Community health workers as agents of change: Negotiating pathways of empowerment
PublisherBRAC Institute of Governance and Development (BIGD)
MetadataShow full item record
In Bangladesh, health and family planning programs were the ﬁrst major employers of rural women in outside paid work. Thus, women community health workers became the pioneers in bringing rural women into outside formal employment in a social/economic context that not only discouraged women’s participation in paid outside work but also actively restricted their mobility in the public domain. Although for women today, working as community health workers is no longer a departure from the norm, this was not always the case. This paper looks at contemporary women health workers in Bangladesh to explore how they have re-negotiated purdah and social norms to emerge as valued members of their families and respected members of their communities.

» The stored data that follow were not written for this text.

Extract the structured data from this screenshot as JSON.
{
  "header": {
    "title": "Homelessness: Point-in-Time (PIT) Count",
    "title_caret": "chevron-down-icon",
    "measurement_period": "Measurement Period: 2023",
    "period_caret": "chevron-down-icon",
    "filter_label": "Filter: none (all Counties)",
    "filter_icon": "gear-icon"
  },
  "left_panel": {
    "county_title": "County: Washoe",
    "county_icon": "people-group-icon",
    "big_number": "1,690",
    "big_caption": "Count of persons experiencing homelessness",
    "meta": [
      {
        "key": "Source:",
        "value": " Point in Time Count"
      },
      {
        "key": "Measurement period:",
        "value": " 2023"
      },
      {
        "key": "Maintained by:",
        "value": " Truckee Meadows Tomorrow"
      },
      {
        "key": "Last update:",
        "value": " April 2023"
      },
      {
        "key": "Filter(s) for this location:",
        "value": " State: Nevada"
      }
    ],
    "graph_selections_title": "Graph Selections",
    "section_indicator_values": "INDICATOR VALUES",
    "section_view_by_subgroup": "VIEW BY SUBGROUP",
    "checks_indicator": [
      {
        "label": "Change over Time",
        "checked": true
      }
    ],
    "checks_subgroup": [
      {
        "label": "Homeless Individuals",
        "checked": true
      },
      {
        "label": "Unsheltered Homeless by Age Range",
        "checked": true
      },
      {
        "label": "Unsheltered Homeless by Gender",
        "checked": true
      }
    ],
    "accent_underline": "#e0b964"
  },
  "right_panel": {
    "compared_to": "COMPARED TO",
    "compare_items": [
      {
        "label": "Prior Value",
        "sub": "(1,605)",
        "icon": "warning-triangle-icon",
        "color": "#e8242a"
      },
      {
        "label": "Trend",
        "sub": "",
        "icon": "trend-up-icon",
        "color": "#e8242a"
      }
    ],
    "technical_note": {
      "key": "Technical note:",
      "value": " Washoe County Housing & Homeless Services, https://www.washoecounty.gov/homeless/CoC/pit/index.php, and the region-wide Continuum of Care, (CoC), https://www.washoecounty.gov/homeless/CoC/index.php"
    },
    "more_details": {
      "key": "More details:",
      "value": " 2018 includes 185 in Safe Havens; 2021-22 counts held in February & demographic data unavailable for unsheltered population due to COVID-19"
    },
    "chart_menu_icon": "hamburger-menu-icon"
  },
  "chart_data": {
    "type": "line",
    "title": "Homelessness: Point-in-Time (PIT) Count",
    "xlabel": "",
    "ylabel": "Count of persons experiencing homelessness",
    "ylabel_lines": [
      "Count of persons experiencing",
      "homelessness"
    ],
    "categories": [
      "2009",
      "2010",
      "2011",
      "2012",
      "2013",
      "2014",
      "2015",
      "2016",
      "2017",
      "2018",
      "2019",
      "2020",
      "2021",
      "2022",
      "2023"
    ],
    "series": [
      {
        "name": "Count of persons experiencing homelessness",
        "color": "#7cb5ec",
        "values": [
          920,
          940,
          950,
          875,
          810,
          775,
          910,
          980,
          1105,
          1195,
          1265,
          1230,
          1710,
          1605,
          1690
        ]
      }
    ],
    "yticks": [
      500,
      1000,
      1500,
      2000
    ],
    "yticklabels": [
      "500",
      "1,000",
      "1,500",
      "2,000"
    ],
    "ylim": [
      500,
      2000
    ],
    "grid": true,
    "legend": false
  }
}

While the work of a health worker was itself an extension of women’s traditional care roles and was conceived precisely because norms around women’s visibility and seclusion were so strong at the time that women were difficult to reach with male health workers, this job has been able to negotiate norms to make women’s breadwinner roles and mobility in the public sphere more socially acceptable. It is noteworthy that in this process of change and continuity, women’s trade-oﬀs have been more diﬃcult within the sphere of family and their individual lives, and relatively easier in the sphere of community life. There was some evidence that the speciﬁc organizational context in which women worked had bearing upon these changes.